Purdue University economists warn that global measures to decrease palm oil production will have repercussions in Malaysia and Indonesia that will affect the rest of the world. Their study modeling likely policy outcomes, published this week in the Proceedings of the National Academy of Sciences, shows that these impacts could negate any forest savings and damage Malaysian and Indonesian economies.
“If Malaysia and Indonesia let the Europeans use trade policy to reduce palm oil production, those countries are going to be hurt significantly because the demand for their products and prices will decline. We show that it would be better for Malaysia and Indonesia to be proactive in the face of demands for change,” said Farzad Taheripour, a Purdue research associate professor of agricultural economics and lead author on the study.
Palm oil production has increased 53 million metric tons from 1990 to 2016 based on its wide use in foods and cosmetics. That expansion, most of it in Southeast Asia, also has led to significant carbon emissions from burning and clearing forests to plant oil palms and the loss of biodiversity, including critically endangering orangutans on Indonesian and Malaysian islands.
Taheripour and Thomas Hertel, Purdue Distinguished Professor of Agricultural Economics, collaborated with Navin Ramankutty, professor and Canada Research Chair in Global Environmental Change and Food Security at the University of British Columbia, to understand the ramifications of three potential policy proposals. They used the GTAP-BIO model, a Purdue-led computer model of the global economy available to researchers around the world for quantitative analysis of international policy issues.
In the first scenario, Malaysia and Indonesia would voluntarily revert to 2011 levels of palm oil production through regulation or taxes on the palm industry. But, according to the model, persistent global demand for vegetable oil and other foods would lead farmers in those countries and elsewhere to continue clearing land to plant other crops.
This outcome would result in no reduction in deforestation, and the Malaysian and Indonesian agricultural sectors would see economic losses.
“You just don’t benefit a lot in terms of reduction in deforestation. More lands are cleared for increases in other oil crops, and we don’t see much potential to enhance forest cover,” Taheripour said. “At the same time, Malaysia and Indonesia take a serious hit to agricultural income.”

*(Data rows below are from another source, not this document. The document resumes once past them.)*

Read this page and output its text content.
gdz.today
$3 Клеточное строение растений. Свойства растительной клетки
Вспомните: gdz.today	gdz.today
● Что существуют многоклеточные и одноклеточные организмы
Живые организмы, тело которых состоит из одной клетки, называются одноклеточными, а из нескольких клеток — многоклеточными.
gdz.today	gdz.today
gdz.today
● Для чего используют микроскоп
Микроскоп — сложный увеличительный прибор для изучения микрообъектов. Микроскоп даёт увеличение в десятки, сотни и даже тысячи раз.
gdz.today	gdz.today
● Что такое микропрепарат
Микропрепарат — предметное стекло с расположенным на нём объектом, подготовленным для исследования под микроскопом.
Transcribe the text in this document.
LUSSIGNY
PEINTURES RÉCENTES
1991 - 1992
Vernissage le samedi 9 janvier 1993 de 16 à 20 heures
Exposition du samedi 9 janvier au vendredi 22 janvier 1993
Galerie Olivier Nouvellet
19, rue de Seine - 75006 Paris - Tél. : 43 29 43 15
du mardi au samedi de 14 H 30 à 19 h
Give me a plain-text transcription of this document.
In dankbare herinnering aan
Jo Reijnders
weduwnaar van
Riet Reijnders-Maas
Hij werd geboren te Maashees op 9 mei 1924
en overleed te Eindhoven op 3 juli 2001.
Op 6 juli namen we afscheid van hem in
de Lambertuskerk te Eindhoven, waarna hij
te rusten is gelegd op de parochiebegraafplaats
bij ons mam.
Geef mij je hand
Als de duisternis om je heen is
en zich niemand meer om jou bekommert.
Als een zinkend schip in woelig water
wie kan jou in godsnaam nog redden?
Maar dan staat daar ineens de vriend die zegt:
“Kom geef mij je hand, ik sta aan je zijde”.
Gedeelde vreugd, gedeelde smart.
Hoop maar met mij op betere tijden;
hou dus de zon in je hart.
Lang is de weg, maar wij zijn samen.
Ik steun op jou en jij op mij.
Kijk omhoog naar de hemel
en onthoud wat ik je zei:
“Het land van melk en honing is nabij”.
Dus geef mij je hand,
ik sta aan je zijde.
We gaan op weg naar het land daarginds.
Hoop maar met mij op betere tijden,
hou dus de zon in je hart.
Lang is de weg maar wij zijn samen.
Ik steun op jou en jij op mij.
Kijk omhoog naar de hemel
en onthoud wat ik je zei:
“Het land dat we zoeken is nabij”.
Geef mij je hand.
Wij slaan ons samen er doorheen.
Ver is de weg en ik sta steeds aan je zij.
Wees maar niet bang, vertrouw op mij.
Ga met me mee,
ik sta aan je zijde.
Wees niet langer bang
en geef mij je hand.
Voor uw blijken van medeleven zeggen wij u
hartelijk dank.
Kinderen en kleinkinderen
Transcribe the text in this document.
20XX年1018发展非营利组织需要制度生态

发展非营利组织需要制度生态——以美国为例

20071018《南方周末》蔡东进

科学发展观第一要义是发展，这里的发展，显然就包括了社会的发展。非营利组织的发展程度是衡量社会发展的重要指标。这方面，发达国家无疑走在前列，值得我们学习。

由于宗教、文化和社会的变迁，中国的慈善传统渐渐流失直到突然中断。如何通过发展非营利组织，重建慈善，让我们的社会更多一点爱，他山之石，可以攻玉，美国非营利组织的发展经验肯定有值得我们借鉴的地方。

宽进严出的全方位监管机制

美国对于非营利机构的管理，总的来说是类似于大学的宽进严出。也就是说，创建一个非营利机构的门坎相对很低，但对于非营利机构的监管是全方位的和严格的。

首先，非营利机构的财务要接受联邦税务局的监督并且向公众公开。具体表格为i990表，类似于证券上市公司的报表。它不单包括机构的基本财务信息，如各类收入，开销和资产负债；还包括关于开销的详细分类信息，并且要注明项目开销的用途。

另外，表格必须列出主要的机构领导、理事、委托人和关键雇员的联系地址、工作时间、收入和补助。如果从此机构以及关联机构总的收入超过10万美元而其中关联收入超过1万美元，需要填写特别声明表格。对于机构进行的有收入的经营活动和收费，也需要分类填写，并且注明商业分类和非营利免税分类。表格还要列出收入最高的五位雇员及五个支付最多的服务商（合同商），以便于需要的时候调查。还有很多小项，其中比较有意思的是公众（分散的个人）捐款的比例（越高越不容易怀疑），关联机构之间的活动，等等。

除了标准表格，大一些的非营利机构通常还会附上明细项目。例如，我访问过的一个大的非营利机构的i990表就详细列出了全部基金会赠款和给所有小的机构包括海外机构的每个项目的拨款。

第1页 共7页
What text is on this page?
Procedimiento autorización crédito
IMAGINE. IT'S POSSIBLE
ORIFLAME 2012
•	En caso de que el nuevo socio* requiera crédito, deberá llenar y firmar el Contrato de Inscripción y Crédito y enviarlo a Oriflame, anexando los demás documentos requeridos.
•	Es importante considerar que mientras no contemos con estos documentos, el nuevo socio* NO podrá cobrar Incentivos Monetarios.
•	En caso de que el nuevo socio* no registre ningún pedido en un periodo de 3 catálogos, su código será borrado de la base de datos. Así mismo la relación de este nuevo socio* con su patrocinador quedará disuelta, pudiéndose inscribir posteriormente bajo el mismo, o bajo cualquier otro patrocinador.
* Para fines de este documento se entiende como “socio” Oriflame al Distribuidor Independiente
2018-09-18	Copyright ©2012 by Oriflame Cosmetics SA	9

In the second scenario, Malaysia and Indonesia would limit palm oil production to 2011 levels and offer subsidies to farmers to stop them from clearing forests. In that case, forested land increases and other countries cannot make up the shortfall in palm oil, causing prices to rise and benefiting the Malaysian and Indonesian economies.
“This is the best option for Malaysia and Indonesia because they’re using monopoly-like power to control the market,” Hertel said. “It also shows the importance of direct intervention and providing incentives to halt deforestation.”
In the third scenario, other countries, including those in Europe, would take action, setting tariffs on palm oil importation. That raises prices and slows demand while also achieving similar results on forest cover as the second scenario – provided forest subsidies are still implemented. In this case, the economic benefit goes to the European countries that collect tariffs and not Malaysia and Indonesia.
“By restricting output and forest land conversion domestically, the Malaysia and Indonesia region reaps the benefits of higher palm oil prices. When they leave it to others to implement import restrictions, these benefits go to the importers in the form of higher tariff revenues and improved export prices,” the authors write.
The National Science Foundation and the U.S. Department of Agriculture’s National Institute of Food and Agriculture funded the research.